Der gelernte Taschendieb Dickie Dick Dickens, der Mann mit den eisernen Nerven, den stählernen Augen und dem goldenen Herzen, ist hinter Schloss und Riegel. So heißt es jedenfalls in der Chicagoer Presse. Polizisten bangen bald um ihren Arbeitsplatz, denn das Notruftelefon bleibt stumm - in ganz Chicago wird an diesem Abend kein einziges Verbrechen gemeldet.
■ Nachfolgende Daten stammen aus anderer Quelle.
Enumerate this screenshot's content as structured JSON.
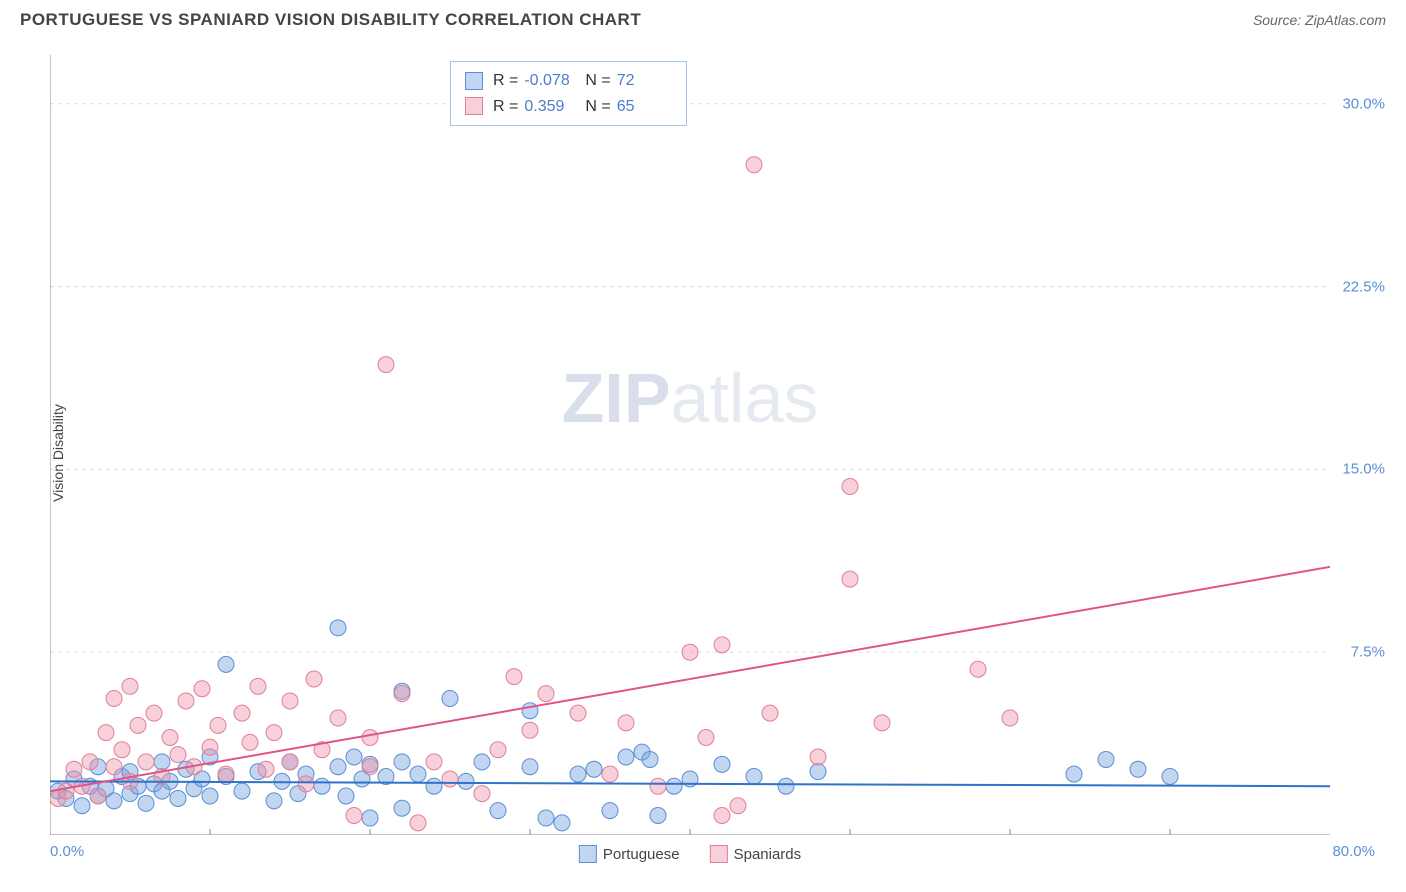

Der Grund dafür ist aber nicht das Verschwinden von Dickens. Gangsterboss Jim Cooper hat alle Kriminellen Chicagos geladen, um die Inhaftierung seines ärgsten Rivalen zu feiern. Während man sich also auf dem Polizeirevier langweilt und in Gangsterkreisen trinkt und singt, schleicht sich Dickie Dick Dickens auf Coopers Feier. An seiner Stelle sitzt nämlich ein anderer im Knast.
Und Dickie schafft es tatsächlich, den Ausgang des Festes wenig erfreulich für Jim Cooper und seine Kumpane zu gestalten und am Ende sogar noch die Polizei einzuschalten.

Mit Anja Buczkowski, Heinz-Leo Fischer, Erik Jelde, Marlies Schoenau, Karl-Heinz Schroth, Ernst Seiltgen, Fritz Wilm Wallenborn u.v.a.

Rolf Becker, geb. 1923 in London. Aufnahmeleiter beim Film, Autor von Kriminalromanen, Jugendbüchern, Hörspielen, Drehbüchern. Zusammen mit seiner Frau Alexandra (1925 - 1990) zahlreiche Hörspielserien und Mehrteiler, u.a. 'Dickie Dick Dickens' (BR 1957 - 1976, 51 Folgen), 'Gestatten, mein Name ist Cox' (BR 1959 - 1978, 33 Folgen), 'Die Experten' (BR 1980 - 1982, 8 Folgen).